A B C D E red green blue
0 0 0 0 0 0 0 0
0 0 0 0 1 0 0 1
0 0 0 1 0 0 0 1 . . . . 1 1 0 1 0 0 1 1
. . . 1 1 1 1 1 1 0 1

etc. (in total 32 rows, the numbers in the rgb table represents the number of 1's in each row in binary i.e in row 1 1 0 1 0 there are three 1's, so three in binary is 0 1 1).

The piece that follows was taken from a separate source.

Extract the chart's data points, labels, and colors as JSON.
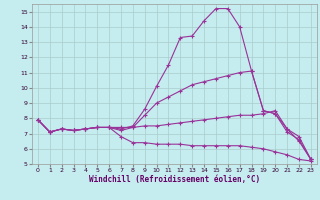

I would like to present the result of it in the Atanua (http://sol.gfxile.net/atanua/index.html) tool (so fore example when I press button E, the blue light will shine, when pressing A B D the green and blue light will shine and so on). But there is a requirement that I can only use AND, OR, NOT operands, and each operand can only have two inputs. Although I'm using Karnaugh map to minimize it, still for so many records the results for each output are very long (especially for the last one).

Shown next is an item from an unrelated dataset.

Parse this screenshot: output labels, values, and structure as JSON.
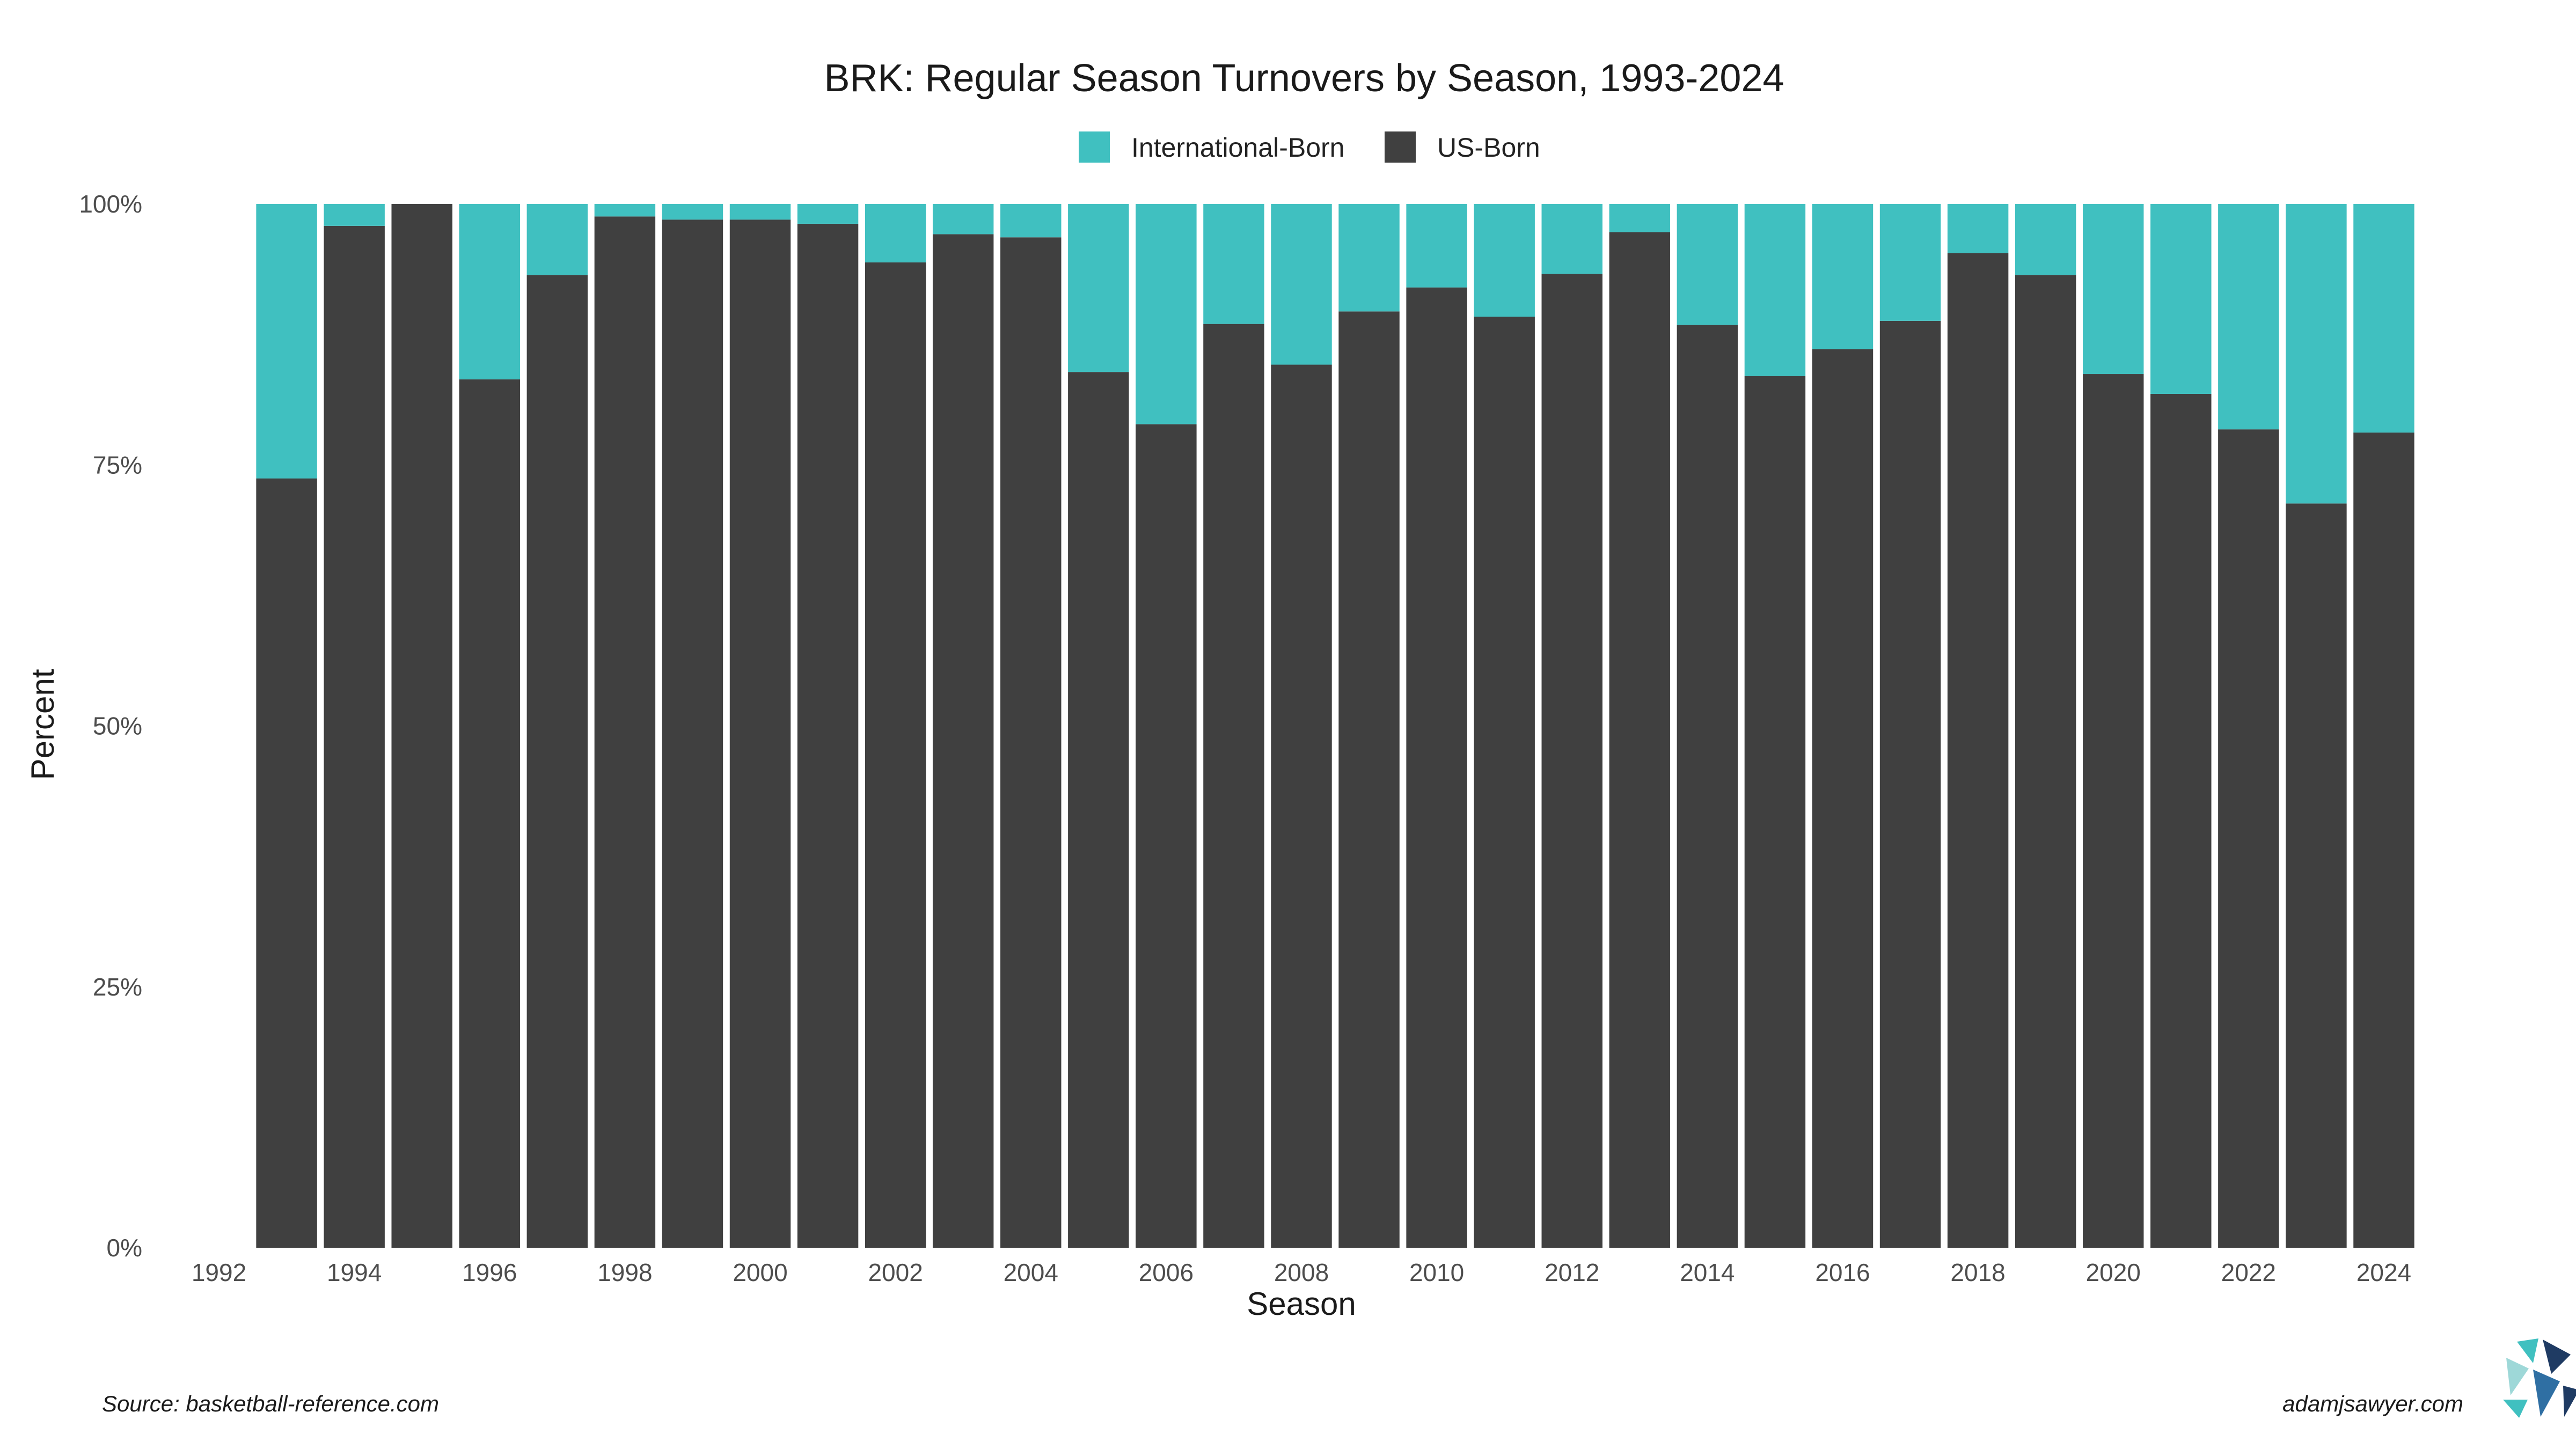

I tried to simplify it more by adding all of the three output boolean functions into one, and the minimization process ended pretty well:

A + B + C + D

It seems to work fine (but as there is only one output light, it works only in red green blue column separately). My concern is the fact that I would like to have three outputs (three lights, not one), and is that even possible after this kind of minimization? Is there a good solution to do it in Atanua? Or do I have to make 3 separate boolean functions, no matter how long they will be (and there is a lot of them even after minimization)?

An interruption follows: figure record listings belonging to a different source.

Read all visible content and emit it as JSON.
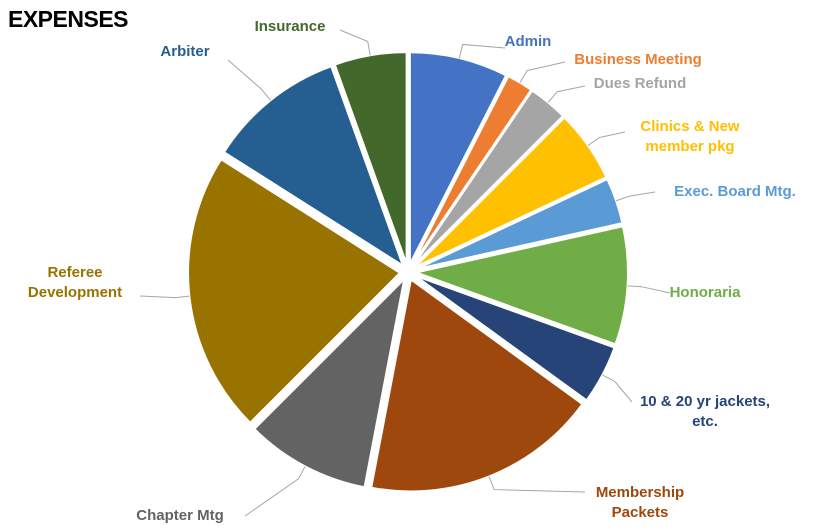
{
  "chart_data": {
    "type": "pie",
    "title": "EXPENSES",
    "categories": [
      "Admin",
      "Business Meeting",
      "Dues Refund",
      "Clinics & New member pkg",
      "Exec. Board Mtg.",
      "Honoraria",
      "10 & 20 yr jackets, etc.",
      "Membership Packets",
      "Chapter Mtg",
      "Referee Development",
      "Arbiter",
      "Insurance"
    ],
    "values": [
      7.5,
      2,
      3,
      5.5,
      3.5,
      9,
      4.5,
      18,
      9.5,
      21.5,
      10.5,
      5.5
    ],
    "colors": [
      "#4472c4",
      "#ed7d31",
      "#a5a5a5",
      "#ffc000",
      "#5b9bd5",
      "#70ad47",
      "#264478",
      "#9e480e",
      "#636363",
      "#997300",
      "#255e91",
      "#43682b"
    ]
  }
}
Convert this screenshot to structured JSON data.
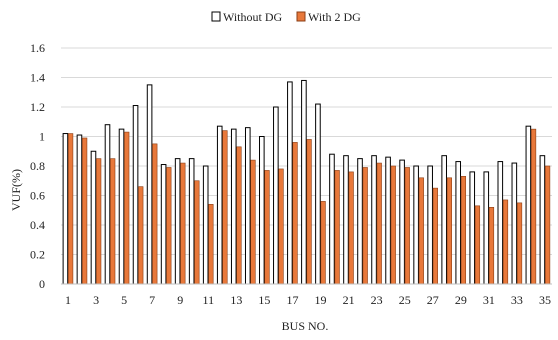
{
  "chart_data": {
    "type": "bar",
    "title": "",
    "xlabel": "BUS NO.",
    "ylabel": "VUF(%)",
    "ylim": [
      0,
      1.6
    ],
    "yticks": [
      "0",
      "0.2",
      "0.4",
      "0.6",
      "0.8",
      "1",
      "1.2",
      "1.4",
      "1.6"
    ],
    "grid": true,
    "legend_position": "top-center",
    "categories": [
      "1",
      "2",
      "3",
      "4",
      "5",
      "6",
      "7",
      "8",
      "9",
      "10",
      "11",
      "12",
      "13",
      "14",
      "15",
      "16",
      "17",
      "18",
      "19",
      "20",
      "21",
      "22",
      "23",
      "24",
      "25",
      "26",
      "27",
      "28",
      "29",
      "30",
      "31",
      "32",
      "33",
      "34",
      "35"
    ],
    "xtick_labels": [
      "1",
      "3",
      "5",
      "7",
      "9",
      "11",
      "13",
      "15",
      "17",
      "19",
      "21",
      "23",
      "25",
      "27",
      "29",
      "31",
      "33",
      "35"
    ],
    "series": [
      {
        "name": "Without DG",
        "color": "#ffffff",
        "stroke": "#000000",
        "values": [
          1.02,
          1.01,
          0.9,
          1.08,
          1.05,
          1.21,
          1.35,
          0.81,
          0.85,
          0.85,
          0.8,
          1.07,
          1.05,
          1.06,
          1.0,
          1.2,
          1.37,
          1.38,
          1.22,
          0.88,
          0.87,
          0.85,
          0.87,
          0.86,
          0.84,
          0.8,
          0.8,
          0.87,
          0.83,
          0.76,
          0.76,
          0.83,
          0.82,
          1.07,
          0.87
        ]
      },
      {
        "name": "With 2 DG",
        "color": "#e8783a",
        "stroke": "#8a3e15",
        "values": [
          1.02,
          0.99,
          0.85,
          0.85,
          1.03,
          0.66,
          0.95,
          0.79,
          0.82,
          0.7,
          0.54,
          1.04,
          0.93,
          0.84,
          0.77,
          0.78,
          0.96,
          0.98,
          0.56,
          0.77,
          0.76,
          0.79,
          0.82,
          0.8,
          0.79,
          0.72,
          0.65,
          0.72,
          0.73,
          0.53,
          0.52,
          0.57,
          0.55,
          1.05,
          0.8
        ]
      }
    ]
  }
}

EDIT: the whole truth table :)

A B C D E R G B

0 0 0 0 0 0 0 0
0 0 0 0 1 0 0 1
0 0 0 1 0 0 0 1
0 0 0 1 1 0 1 0
0 0 1 0 0 0 0 1
0 0 1 0 1 0 1 0
0 0 1 1 0 0 1 0
0 0 1 1 1 0 1 1
0 1 0 0 0 0 0 1
0 1 0 0 1 0 1 0
0 1 0 1 0 0 1 0
0 1 0 1 1 0 1 1
0 1 1 0 0 0 1 0
0 1 1 0 1 0 1 1
0 1 1 1 0 0 1 1
0 1 1 1 1 1 0 0
1 0 0 0 0 0 0 1
1 0 0 0 1 0 1 0
1 0 0 1 0 0 1 0
1 0 0 1 1 0 1 1
1 0 1 0 0 0 1 0
1 0 1 0 1 0 1 1
1 0 1 1 0 0 1 1
1 0 1 1 1 1 0 0
1 1 0 0 0 0 1 0
1 1 0 0 1 0 1 1
1 1 0 1 0 0 1 1
1 1 0 1 1 1 0 0
1 1 1 0 0 0 1 1
1 1 1 0 1 1 0 0
1 1 1 1 0 1 0 0
1 1 1 1 1 1 0 1
And the karnaugh map for each color (~is the gate NOT, * is AND, + OR):
RED:
BCDE+ACDE+ABDE+ABCE+ABCD
GREEN:
~A~BDE+~AC~DE+~ACD~E+~BCD~E+~AB~CE+B~CD~E+BC~D~E+A~B~CE+A~B~CD+A~BC~D+AB~C~D

BLUE:
~A~B~C~DE+~A~B~CD~E+~A~BC~D~E+~A~BCDE+~AB~C~D~E+~AB~CDE+~ABC~DE+~ABCD~E+A~B~C~D~E+A~B~CDE+A~BC~DE+A~BCD~E+AB~C~DE+AB~CD~E+ABC~D~E+ABCDE

Answer 1

Have to admit that the formulas are somewhat ugly, but it's not too complicated to implement with logic gatters, because you can reuse parts.

A -----+------+------------- - - -
      NOT     |
       +------|--AND- ~AB
       |      |   |
      AND-----|---|-- ~A~B
       +--AND-+   |
       |   +--|---|-- A~B
      NOT    AND--|-- AB
B -----+------+---+---------- - - -

Here as an example I created all combinations of [not]A and [not]B. You can do the same for C and D. So you can get any combination of [not]A and [not]B and [not]C and [not]D by combining a wire from each "box" with an and gatter (e.g. for ABCD we would take the AB wire AND the CD wire).